A few weeks ago, Siasat.com had published an article about a donation made by the Nizam of Hyderabad to Great Britain which helped the Royal Air Force to enhance its strength. The Nizam had donated a large sum of money to Britain during the First World War to help them manufacture or buy fighter aircraft. During the Second World War also, the Nizam’s donation helped Britain and its Royal Air Force to battle the threat from Nazi Germany. The planes funded by the Nizam were divided into three units numbered Squadrons 110, 152 and 253. Since the Nizam was the patron, these were called Hyderabad Squadrons. The men who served on these units became famous for their valour and sacrifices in battle.
By an amazing coincidence, the report that came out in Siasat.com was seen far away in the UK by a retired air force officer named Raymond G. Rees-Oliviere who had served in the 110 Hyderabad Squadron. He contacted this correspondent and stated how proud he was to have served in the Hyderabad Squadron in the 1960s.
He wrote: “Hi Abhijit, your article in ‘The Siasat Daily’, regarding the aircraft that the 7th Nizam of Hyderabad donated to the RFC in 1917 (now the RAF) and also later, in WW2, was forwarded to me. The person that forwarded your article knew it would interest me as I was a serving member of 110 (Hyderabad) Squadron Royal Air Force, when we operated the Whirlwind Mk10 in Malaya, Singapore, Borneo and Brunei.”
“I will be in Hyderabad in October and November of this year and we could meet up for a discussion on the role that the squadron played during the confrontation,” wrote Mr. Rees-Oliviere. “The designation of ‘Hyderabad’ given to our Squadron, on more than one occasion, was due to the fact that the Nizam of Hyderabad donated the money for the Aircraft to be purchased during the two World Wars,” the officer explained.
“I was a Helicopter Crewman on the squadron and flew operations during the Malaysian Confrontation 1962 to 1966. A large-scale revolt in Brunei in December 1962 led the Sultan of Brunei to appeal for British Assistance.
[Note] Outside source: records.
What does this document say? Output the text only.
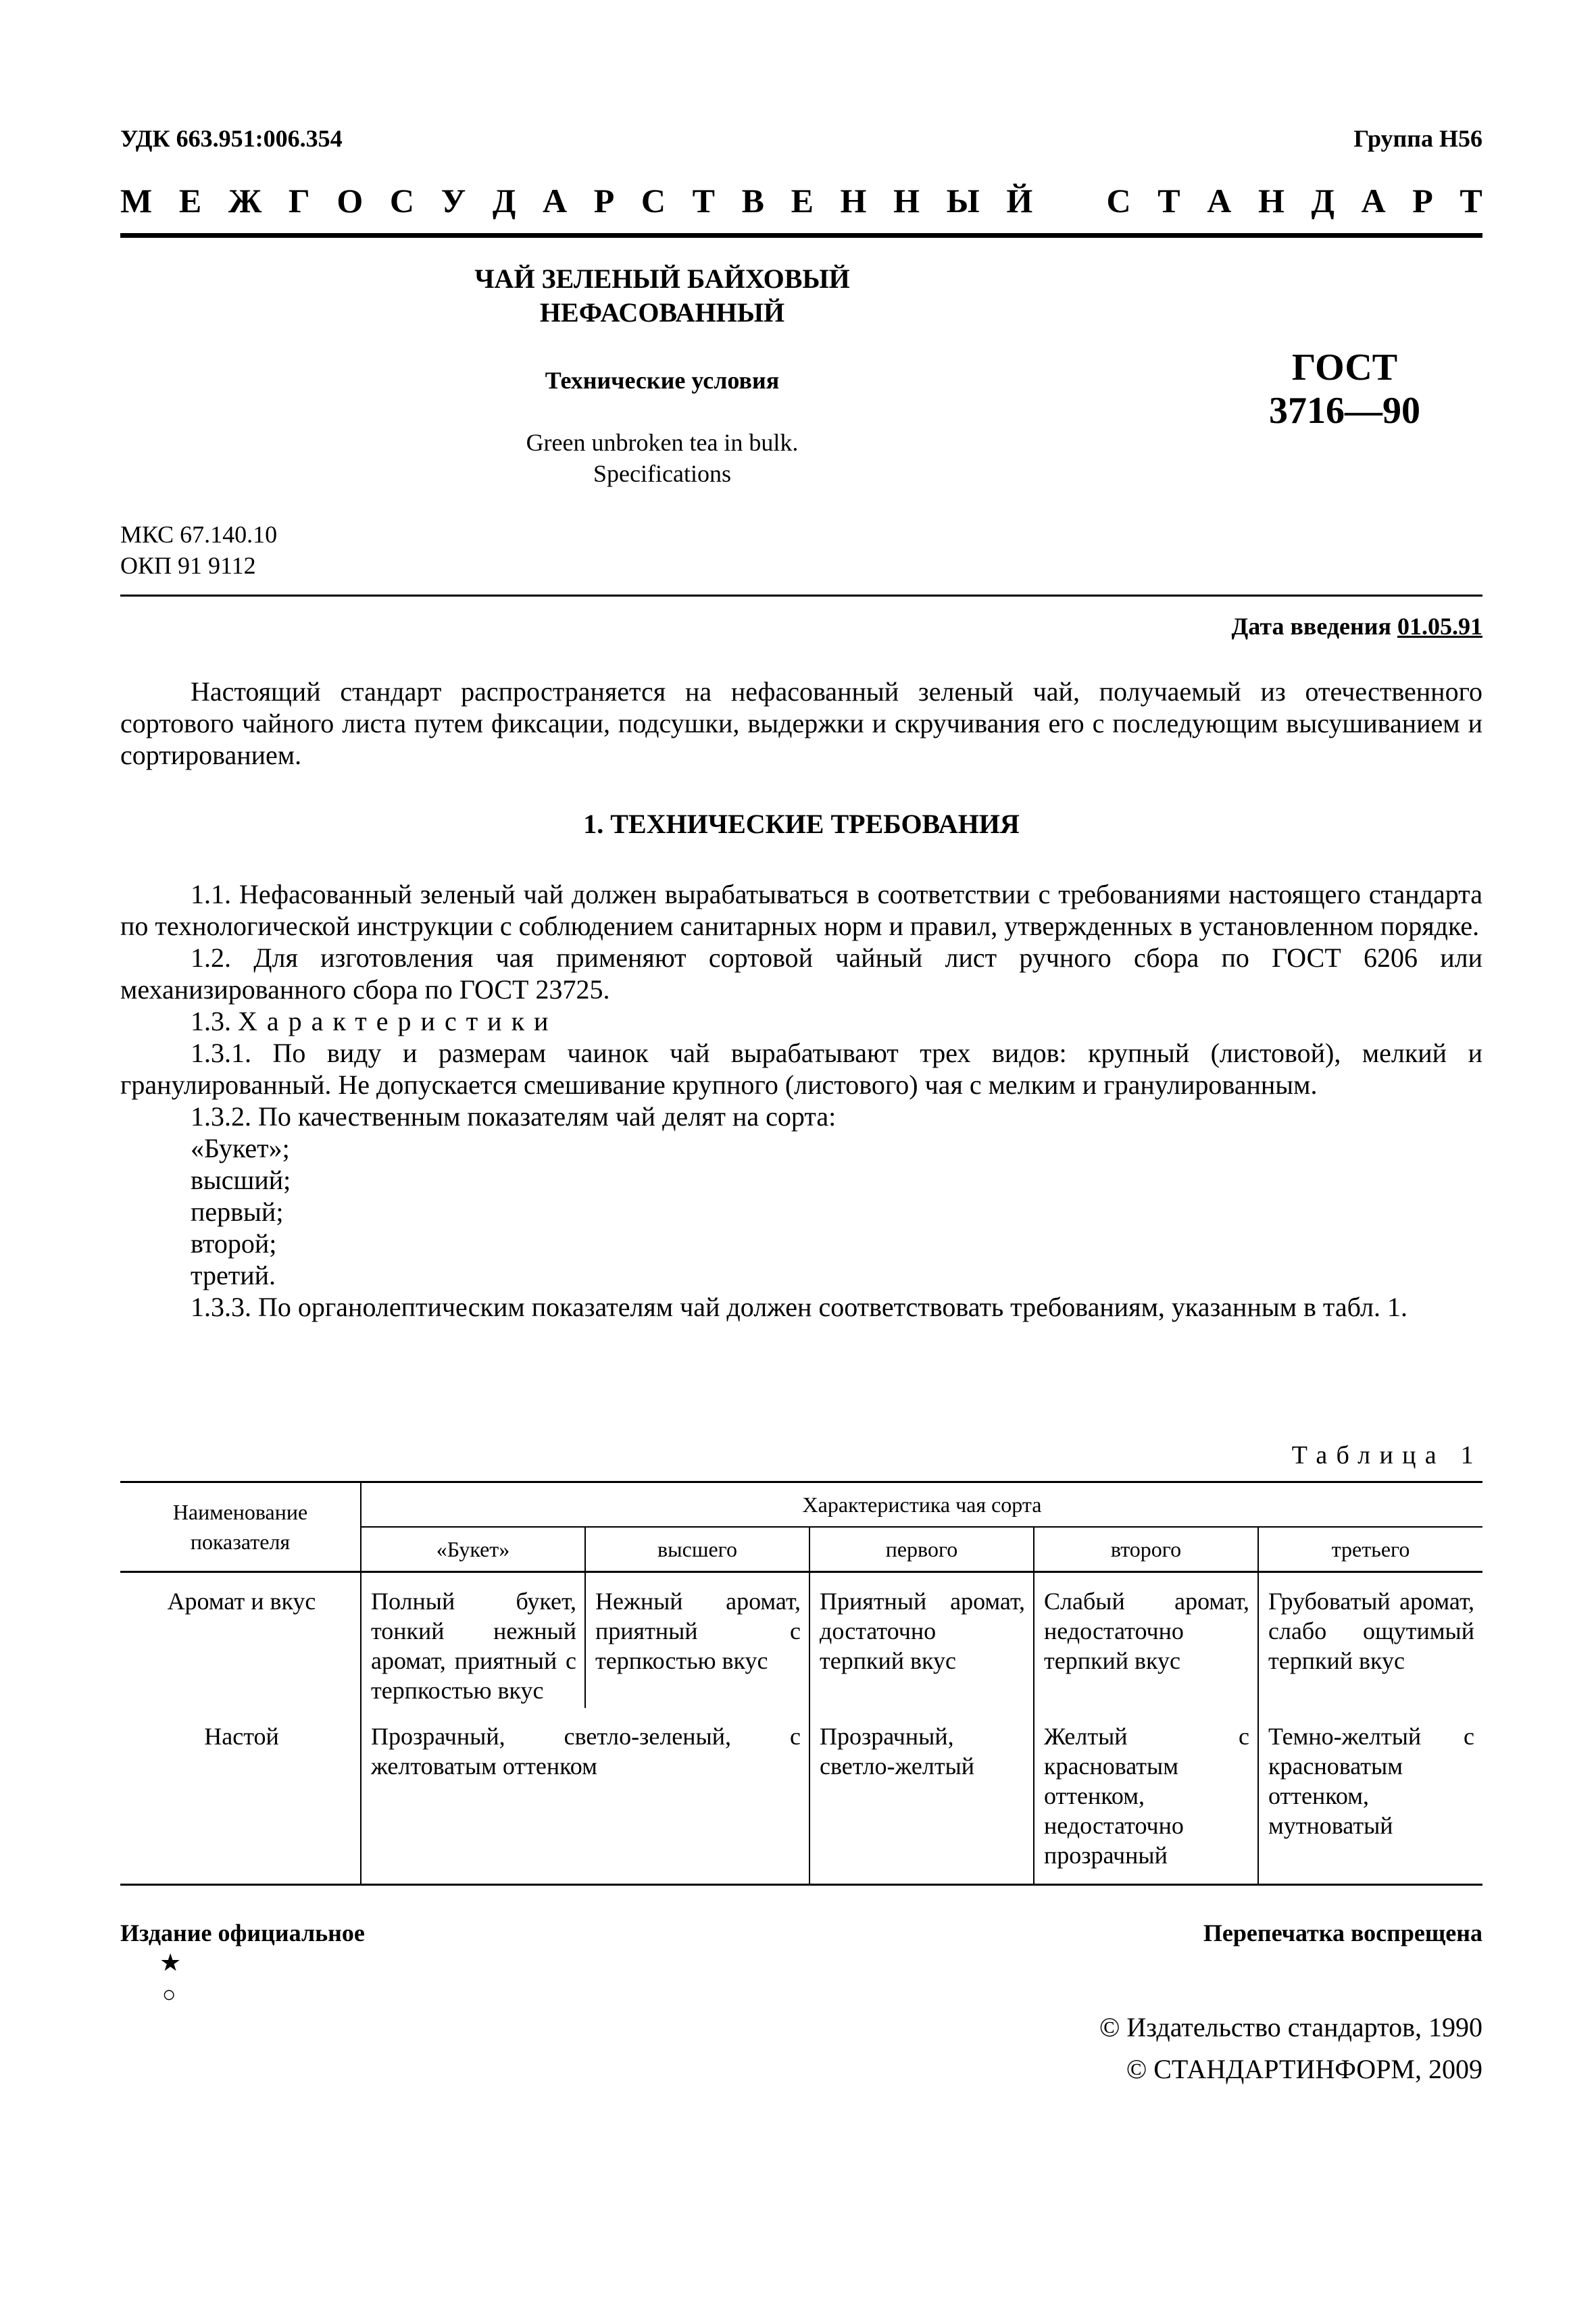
УДК 663.951:006.354	Группа Н56
М Е Ж Г О С У Д А Р С Т В Е Н Н Ы Й С Т А Н Д А Р Т
ЧАЙ ЗЕЛЕНЫЙ БАЙХОВЫЙ
НЕФАСОВАННЫЙ
Технические условия
Green unbroken tea in bulk.
Specifications
ГОСТ
3716—90
МКС 67.140.10
ОКП 91 9112
Дата введения 01.05.91

Настоящий стандарт распространяется на нефасованный зеленый чай, получаемый из отечественного сортового чайного листа путем фиксации, подсушки, выдержки и скручивания его с последующим высушиванием и сортированием.

1. ТЕХНИЧЕСКИЕ ТРЕБОВАНИЯ

1.1. Нефасованный зеленый чай должен вырабатываться в соответствии с требованиями настоящего стандарта по технологической инструкции с соблюдением санитарных норм и правил, утвержденных в установленном порядке.

1.2. Для изготовления чая применяют сортовой чайный лист ручного сбора по ГОСТ 6206 или механизированного сбора по ГОСТ 23725.

1.3. Характеристики

1.3.1. По виду и размерам чаинок чай вырабатывают трех видов: крупный (листовой), мелкий и гранулированный. Не допускается смешивание крупного (листового) чая с мелким и гранулированным.

1.3.2. По качественным показателям чай делят на сорта:

«Букет»;

высший;

первый;

второй;

третий.

1.3.3. По органолептическим показателям чай должен соответствовать требованиям, указанным в табл. 1.

Таблица 1
Наименование показателя	Характеристика чая сорта				
	«Букет»	высшего	первого	второго	третьего
Аромат и вкус	Полный букет, тонкий нежный аромат, приятный с терпкостью вкус	Нежный аромат, приятный с терпкостью вкус	Приятный аромат, достаточно терпкий вкус	Слабый аромат, недостаточно терпкий вкус	Грубоватый аромат, слабо ощутимый терпкий вкус
Настой	Прозрачный, светло-зеленый, с желтоватым оттенком		Прозрачный, светло-желтый	Желтый с красноватым оттенком, недостаточно прозрачный	Темно-желтый с красноватым оттенком, мутноватый
Издание официальное	Перепечатка воспрещена
★
○
© Издательство стандартов, 1990
© СТАНДАРТИНФОРМ, 2009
The Royal Marine Commandos were flown in from their base in Singapore and were backed up by the helicopters of No 66 and the 110 (Hyderabad) Squadrons of the RAF. The insurgents were dispersed in one month, but another crisis soon arose as
confrontation began between Indonesia and Malaysia. Helicopter Operations again came into force in Borneo. The Whirlwind Mk10 of 110 Squadron RAF was used in the movement of ground troops and SAS units to and from their required positions and also for casualty evacuation. As a Crewman on 110 Squadron, I took part in all the above operations,” he explained.
He further disclosed that he had studied in a school in India when he was a boy. “During my trip to India, I am also going to my old Christian Brothers Boarding School (Goethals Memorial School) in Kurseong and then to Darjeeling, before coming to Hyderabad. I’m making my way back to India after 75 years. Looking forward to the trip. Many happy memories of my early days in India and proud to have served in the Hyderabad Squadron,” he wrote.
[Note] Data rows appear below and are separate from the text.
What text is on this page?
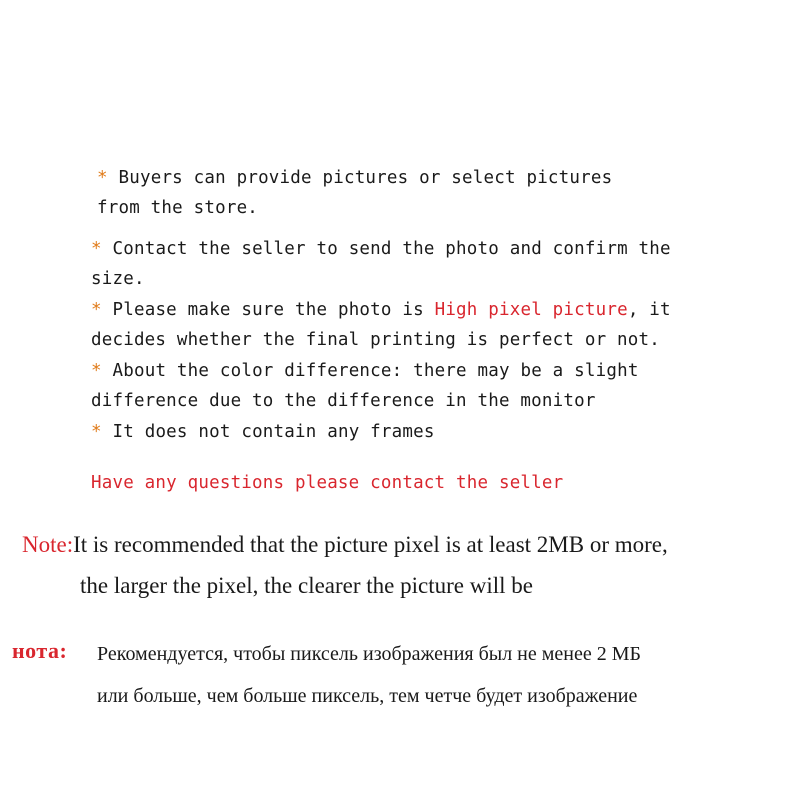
* Buyers can provide pictures or select pictures
from the store.
* Contact the seller to send the photo and confirm the
size.
* Please make sure the photo is High pixel picture, it
decides whether the final printing is perfect or not.
* About the color difference: there may be a slight
difference due to the difference in the monitor
* It does not contain any frames
Have any questions please contact the seller
Note:It is recommended that the picture pixel is at least 2MB or more,
the larger the pixel, the clearer the picture will be
нота: Рекомендуется, чтобы пиксель изображения был не менее 2 МБ
или больше, чем больше пиксель, тем четче будет изображение
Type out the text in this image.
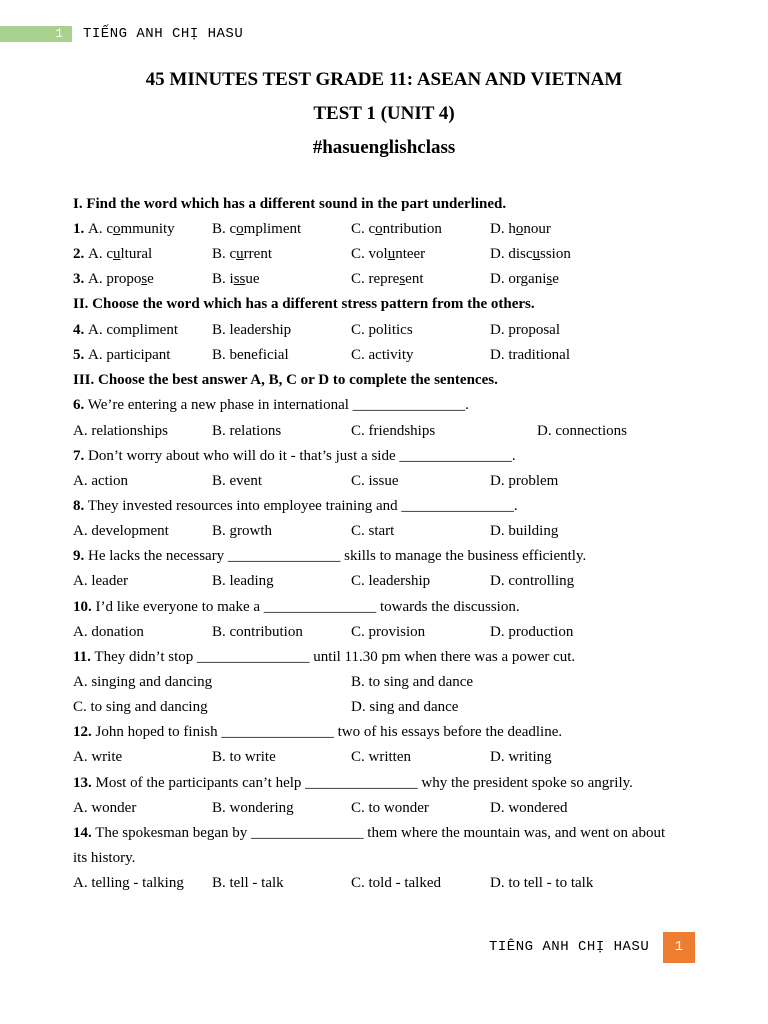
1 TIẾNG ANH CHỊ HASU
45 MINUTES TEST GRADE 11: ASEAN AND VIETNAM
TEST 1 (UNIT 4)
#hasuenglishclass
I. Find the word which has a different sound in the part underlined.
1. A. community B. compliment	C. contribution	D. honour
2. A. cultural	B. current	C. volunteer	D. discussion
3. A. propose	B. issue	C. represent	D. organise
II. Choose the word which has a different stress pattern from the others.
4. A. compliment B. leadership	C. politics	D. proposal
5. A. participant	B. beneficial	C. activity	D. traditional
III. Choose the best answer A, B, C or D to complete the sentences.
6. We’re entering a new phase in international _______________.
A. relationships	B. relations	C. friendships	D. connections
7. Don’t worry about who will do it - that’s just a side _______________.
A. action	B. event	C. issue	D. problem
8. They invested resources into employee training and _______________.
A. development	B. growth	C. start	D. building
9. He lacks the necessary _______________ skills to manage the business efficiently.
A. leader	B. leading	C. leadership	D. controlling
10. I’d like everyone to make a _______________ towards the discussion.
A. donation	B. contribution	C. provision	D. production
11. They didn’t stop _______________ until 11.30 pm when there was a power cut.
A. singing and dancing	B. to sing and dance
C. to sing and dancing	D. sing and dance
12. John hoped to finish _______________ two of his essays before the deadline.
A. write	B. to write	C. written	D. writing
13. Most of the participants can’t help _______________ why the president spoke so angrily.
A. wonder	B. wondering	C. to wonder	D. wondered
14. The spokesman began by _______________ them where the mountain was, and went on about
its history.
A. telling - talking B. tell - talk	C. told - talked	D. to tell - to talk
TIÊNG ANH CHỊ HASU	1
Rees-Oliviere also sent photos of different aircraft and helicopters in which he had flown and gave detailed explanations of each type of airplane and what purpose they served in different conflicts. “Some of us got the chance on very different aircraft and rotorcraft. I spent many hours sitting in the mid-upper turret of the Shackleton Mk1 and Mk2 handling the 20 mm Hispano cannons,” he said. Reading about his recollections, it is clear that the officer had lived an adventurous life and had many thrilling experiences.
Outlining the history of the Hyderabad squadron, he said: “During World War 2, the 110 Hyderabad Squadron was based in India. We had the Vultee dive bomber that was used to help the British army in Burma. Also used on the squadron at the time was the De Havilland Mosquito. This was a fighter-bomber with a lot of fire power. The 110 Hyderabad Squadron was active for many years. It was a great squadron of the Royal Air Force. All because of the 7th Nizam of Hyderabad. Now you know why I am so keen to visit Hyderabad,” he stated.
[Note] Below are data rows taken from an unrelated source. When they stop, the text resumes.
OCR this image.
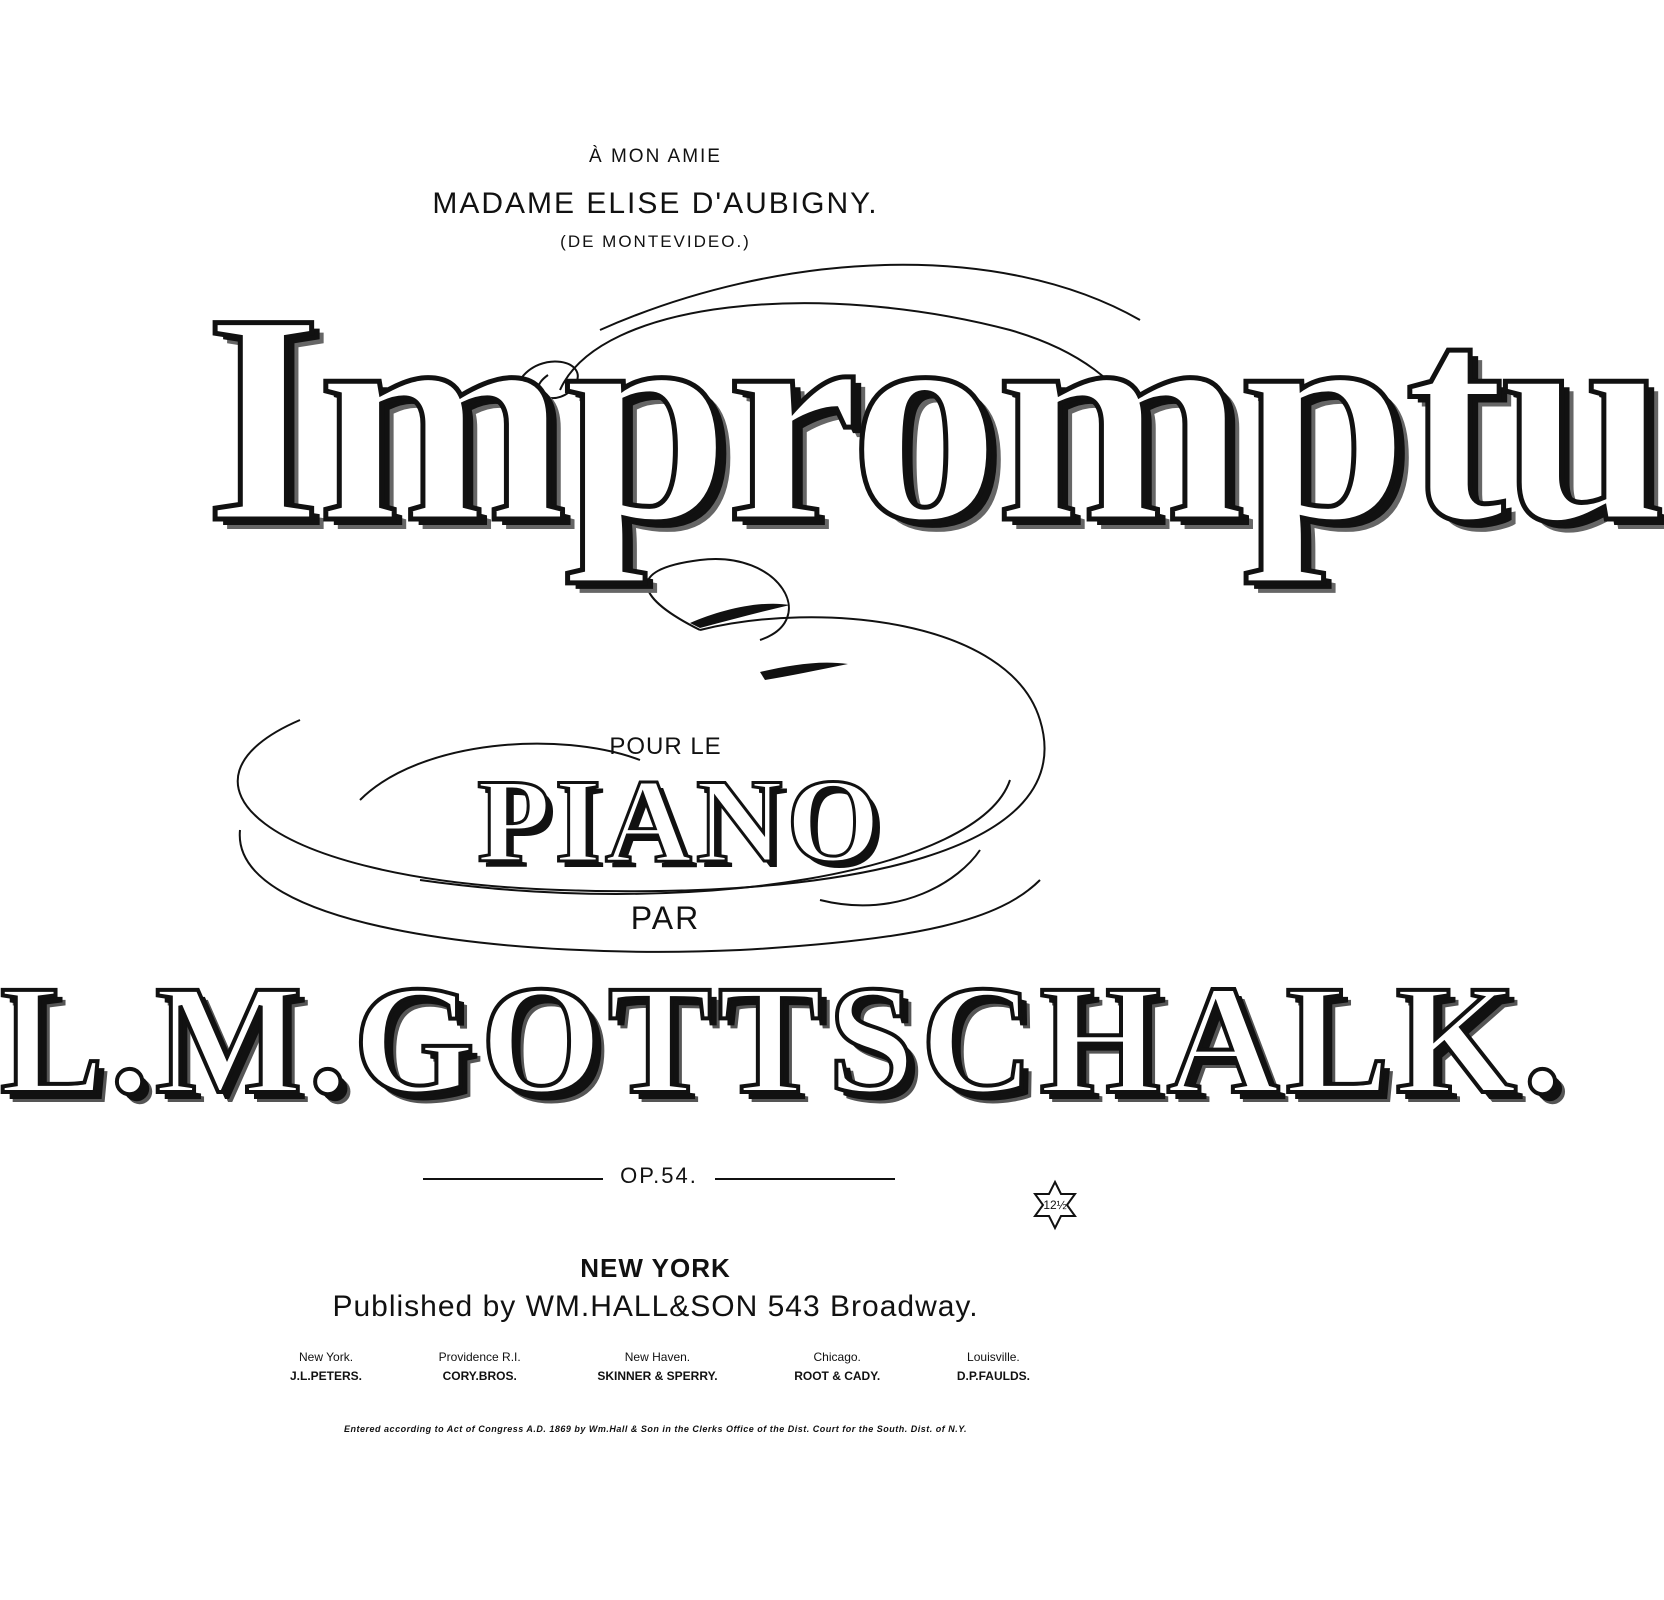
À MON AMIE
MADAME ELISE D'AUBIGNY.
(DE MONTEVIDEO.)
Impromptu
POUR LE
PIANO
PAR
L.M.GOTTSCHALK.
OP.54.
12½
NEW YORK
Published by WM.HALL&SON 543 Broadway.
New York.
J.L.PETERS.
Providence R.I.
CORY.BROS.
New Haven.
SKINNER & SPERRY.
Chicago.
ROOT & CADY.
Louisville.
D.P.FAULDS.
Entered according to Act of Congress A.D. 1869 by Wm.Hall & Son in the Clerks Office of the Dist. Court for the South. Dist. of N.Y.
We hope that the former air force officer will find his trip to Hyderabad satisfying and fulfilling. Ever since it was founded in 1591, the city has been famous for its hospitality and its unique culture which is a blend of east and west, north and south, old and modern. Surely the visitor from Britain will be enchanted by the beauty and harmony of the city of the Charminar.